ECONOMY

Anti-corruption drive in Romania disappoints

BUCHAREST (Reuters) – Romania’s efforts to curb corruption, taken under European Union pressure, have so far failed, the anti-graft watchdog Transparency International (TI) said yesterday. It said corruption in Romania, as perceived by foreign and domestic investors, decreased only slightly compared with last year but was still worse than other EU candidate countries. The TI index gives a score of between one and 10 with 10 the maximum for a perfectly incorrupt country. «The rise in this year’s index, of 0.1 percentage points, does not signal continuity in the government’s fight against corruption,» said Victor Alistar, TI coordinator for Romania. «Anti-corruption laws did not bring the expected results.» The EU has told the Balkan state, which hopes to join the bloc in 2007 along with its southern neighbour Bulgaria, to crack down on corruption, which has taken deep root in the impoverished country in the 15 years since the end of communism.

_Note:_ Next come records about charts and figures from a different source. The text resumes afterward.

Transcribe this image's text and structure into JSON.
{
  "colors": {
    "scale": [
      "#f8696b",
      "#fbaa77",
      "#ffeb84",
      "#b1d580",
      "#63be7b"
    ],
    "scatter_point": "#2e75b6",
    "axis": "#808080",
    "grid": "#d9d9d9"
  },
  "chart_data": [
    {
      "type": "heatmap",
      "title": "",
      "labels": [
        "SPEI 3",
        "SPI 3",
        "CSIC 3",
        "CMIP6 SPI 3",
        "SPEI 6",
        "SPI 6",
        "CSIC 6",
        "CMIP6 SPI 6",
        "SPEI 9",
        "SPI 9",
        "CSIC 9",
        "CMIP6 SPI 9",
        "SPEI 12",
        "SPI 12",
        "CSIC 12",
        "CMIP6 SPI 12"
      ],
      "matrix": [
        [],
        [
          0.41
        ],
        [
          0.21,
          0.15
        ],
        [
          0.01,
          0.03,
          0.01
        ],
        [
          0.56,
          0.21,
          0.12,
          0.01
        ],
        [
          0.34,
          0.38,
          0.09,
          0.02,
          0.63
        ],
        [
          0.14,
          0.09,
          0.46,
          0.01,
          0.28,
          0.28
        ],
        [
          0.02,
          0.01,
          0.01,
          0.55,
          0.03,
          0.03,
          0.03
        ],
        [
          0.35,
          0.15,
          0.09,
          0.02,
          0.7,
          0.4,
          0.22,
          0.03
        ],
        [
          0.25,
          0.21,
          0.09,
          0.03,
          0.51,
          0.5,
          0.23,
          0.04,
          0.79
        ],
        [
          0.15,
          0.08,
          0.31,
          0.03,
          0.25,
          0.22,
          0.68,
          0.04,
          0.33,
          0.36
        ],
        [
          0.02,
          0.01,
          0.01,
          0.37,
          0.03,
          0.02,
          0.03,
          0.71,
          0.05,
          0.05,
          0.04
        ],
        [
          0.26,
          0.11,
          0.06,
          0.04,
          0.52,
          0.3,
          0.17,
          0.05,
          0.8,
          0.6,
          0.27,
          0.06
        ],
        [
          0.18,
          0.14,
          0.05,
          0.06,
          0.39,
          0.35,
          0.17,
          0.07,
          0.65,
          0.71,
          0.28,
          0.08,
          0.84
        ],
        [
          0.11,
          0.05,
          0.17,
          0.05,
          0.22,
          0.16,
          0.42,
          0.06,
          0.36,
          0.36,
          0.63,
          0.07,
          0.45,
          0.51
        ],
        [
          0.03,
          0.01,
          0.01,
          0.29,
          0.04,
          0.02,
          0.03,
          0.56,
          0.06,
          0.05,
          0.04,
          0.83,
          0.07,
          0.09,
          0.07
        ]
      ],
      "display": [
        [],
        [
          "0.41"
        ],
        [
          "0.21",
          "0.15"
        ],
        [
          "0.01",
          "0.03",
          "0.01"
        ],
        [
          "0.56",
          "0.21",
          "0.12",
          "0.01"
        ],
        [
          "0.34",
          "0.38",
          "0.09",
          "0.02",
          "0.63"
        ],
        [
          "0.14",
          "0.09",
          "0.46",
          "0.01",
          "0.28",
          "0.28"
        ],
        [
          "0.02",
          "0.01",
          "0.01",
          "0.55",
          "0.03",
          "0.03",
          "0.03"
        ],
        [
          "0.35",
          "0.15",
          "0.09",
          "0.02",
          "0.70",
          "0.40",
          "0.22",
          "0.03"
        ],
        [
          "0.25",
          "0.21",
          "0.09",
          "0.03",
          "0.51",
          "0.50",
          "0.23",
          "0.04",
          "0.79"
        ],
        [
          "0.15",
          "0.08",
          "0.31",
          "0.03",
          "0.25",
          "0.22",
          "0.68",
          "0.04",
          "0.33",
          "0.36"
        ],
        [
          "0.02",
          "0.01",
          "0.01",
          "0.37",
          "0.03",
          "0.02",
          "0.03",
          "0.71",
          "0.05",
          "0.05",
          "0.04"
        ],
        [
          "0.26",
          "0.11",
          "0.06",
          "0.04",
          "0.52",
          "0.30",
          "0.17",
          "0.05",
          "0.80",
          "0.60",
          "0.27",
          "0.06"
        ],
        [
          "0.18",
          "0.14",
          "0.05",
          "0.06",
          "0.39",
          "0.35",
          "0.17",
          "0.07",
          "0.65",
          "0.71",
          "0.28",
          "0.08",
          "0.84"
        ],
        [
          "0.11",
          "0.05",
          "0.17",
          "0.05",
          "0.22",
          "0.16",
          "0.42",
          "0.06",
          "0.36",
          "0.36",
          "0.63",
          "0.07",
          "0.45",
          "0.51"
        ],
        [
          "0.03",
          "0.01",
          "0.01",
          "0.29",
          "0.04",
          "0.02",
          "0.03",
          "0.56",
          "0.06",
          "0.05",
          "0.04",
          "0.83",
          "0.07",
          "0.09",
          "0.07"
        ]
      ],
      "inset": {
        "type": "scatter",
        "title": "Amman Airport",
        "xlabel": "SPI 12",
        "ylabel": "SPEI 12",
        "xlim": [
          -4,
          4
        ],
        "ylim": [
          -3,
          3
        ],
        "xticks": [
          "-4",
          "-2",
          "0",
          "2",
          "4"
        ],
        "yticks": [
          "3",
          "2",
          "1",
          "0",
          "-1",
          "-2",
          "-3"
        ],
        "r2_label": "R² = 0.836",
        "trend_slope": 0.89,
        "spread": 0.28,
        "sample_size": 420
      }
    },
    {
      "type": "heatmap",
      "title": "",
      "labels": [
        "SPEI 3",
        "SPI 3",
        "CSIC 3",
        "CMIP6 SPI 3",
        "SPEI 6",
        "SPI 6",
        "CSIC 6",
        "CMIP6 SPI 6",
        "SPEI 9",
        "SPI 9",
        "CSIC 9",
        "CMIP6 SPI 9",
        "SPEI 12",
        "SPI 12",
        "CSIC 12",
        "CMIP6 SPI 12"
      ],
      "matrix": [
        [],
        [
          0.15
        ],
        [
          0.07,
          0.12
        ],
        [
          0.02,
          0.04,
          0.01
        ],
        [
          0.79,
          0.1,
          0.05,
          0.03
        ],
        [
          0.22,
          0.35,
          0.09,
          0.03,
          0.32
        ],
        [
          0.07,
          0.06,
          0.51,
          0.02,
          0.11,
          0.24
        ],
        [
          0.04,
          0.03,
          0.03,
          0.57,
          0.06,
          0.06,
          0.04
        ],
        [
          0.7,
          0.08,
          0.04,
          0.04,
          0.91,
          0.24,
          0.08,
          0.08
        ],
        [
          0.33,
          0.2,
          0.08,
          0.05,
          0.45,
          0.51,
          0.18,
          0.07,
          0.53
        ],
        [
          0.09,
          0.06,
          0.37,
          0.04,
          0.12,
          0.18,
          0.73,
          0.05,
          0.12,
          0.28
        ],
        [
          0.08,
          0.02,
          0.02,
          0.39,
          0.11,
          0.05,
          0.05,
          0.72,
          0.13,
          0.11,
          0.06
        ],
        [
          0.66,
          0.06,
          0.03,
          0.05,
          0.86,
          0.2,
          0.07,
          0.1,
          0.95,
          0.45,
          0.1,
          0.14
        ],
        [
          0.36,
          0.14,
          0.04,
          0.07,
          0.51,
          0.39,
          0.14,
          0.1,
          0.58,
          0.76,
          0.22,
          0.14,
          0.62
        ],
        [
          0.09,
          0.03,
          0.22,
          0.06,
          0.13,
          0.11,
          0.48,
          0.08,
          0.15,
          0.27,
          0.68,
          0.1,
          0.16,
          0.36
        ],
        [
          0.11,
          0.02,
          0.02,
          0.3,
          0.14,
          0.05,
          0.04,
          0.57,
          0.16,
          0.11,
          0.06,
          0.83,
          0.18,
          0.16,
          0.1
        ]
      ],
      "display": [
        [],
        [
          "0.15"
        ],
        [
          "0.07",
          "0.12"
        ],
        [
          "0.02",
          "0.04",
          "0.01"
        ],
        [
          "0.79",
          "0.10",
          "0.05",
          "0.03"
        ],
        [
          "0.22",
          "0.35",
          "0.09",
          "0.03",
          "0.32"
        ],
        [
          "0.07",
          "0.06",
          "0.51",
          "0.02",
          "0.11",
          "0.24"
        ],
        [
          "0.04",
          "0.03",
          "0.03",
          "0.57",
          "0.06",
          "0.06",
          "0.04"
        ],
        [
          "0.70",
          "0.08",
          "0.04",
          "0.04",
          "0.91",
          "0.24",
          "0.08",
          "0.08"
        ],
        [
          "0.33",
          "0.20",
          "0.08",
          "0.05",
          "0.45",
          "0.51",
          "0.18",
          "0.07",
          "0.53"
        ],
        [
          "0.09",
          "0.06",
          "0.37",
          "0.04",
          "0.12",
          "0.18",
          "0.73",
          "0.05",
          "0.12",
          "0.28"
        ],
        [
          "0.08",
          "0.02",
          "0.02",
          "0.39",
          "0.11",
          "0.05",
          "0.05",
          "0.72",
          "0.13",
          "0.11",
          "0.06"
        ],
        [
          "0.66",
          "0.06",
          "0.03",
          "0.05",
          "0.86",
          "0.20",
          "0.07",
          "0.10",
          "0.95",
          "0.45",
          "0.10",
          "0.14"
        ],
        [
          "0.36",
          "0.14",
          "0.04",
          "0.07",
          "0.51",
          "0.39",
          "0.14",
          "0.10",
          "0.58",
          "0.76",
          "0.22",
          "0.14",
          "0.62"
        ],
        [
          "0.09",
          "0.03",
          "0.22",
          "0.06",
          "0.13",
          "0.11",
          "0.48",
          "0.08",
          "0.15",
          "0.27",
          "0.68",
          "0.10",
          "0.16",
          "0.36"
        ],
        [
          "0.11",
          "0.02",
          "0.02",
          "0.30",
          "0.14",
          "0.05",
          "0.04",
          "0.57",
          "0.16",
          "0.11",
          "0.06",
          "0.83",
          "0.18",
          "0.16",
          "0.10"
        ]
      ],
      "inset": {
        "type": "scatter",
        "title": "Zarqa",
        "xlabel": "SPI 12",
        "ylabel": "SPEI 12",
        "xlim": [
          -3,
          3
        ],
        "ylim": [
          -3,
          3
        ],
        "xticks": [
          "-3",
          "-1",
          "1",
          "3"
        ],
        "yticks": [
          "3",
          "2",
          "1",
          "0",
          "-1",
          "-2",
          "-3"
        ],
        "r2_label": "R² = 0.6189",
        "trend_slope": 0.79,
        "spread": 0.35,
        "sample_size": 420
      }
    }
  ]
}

TI said Romania got a corruption perception index of 2.9 this year compared with last year’s 2.8, still worse than Bulgaria’s 4.1, Turkey’s 3.2 and Croatia’s 3.5. Finland got the best score out of the 146 countries surveyed with 9.7 and Haiti and Bangladesh the worst with 1.5. It said the average corruption perception index for the 10 new, mostly former communist EU member states which joined in May was 4.9. The 15 old EU countries scored an average of 7.78. «In Romania, although we have legislation harmonized with the EU laws, it is not enforced,» Alistar said. Last year, Romania adopted a package of laws to reveal conflict of interest by members of parliament and government as part of a drive to ease international concern and smooth its path to EU membership. But Alistar said the political will to implement it was lacking at all levels of the government and it was essential to reform the justice system and civil service to root out graft. «Whistleblowers in the civil service can only report corruption cases to their superiors, they are punished by law if they tell about them to anyone outside the system,» Alistar said.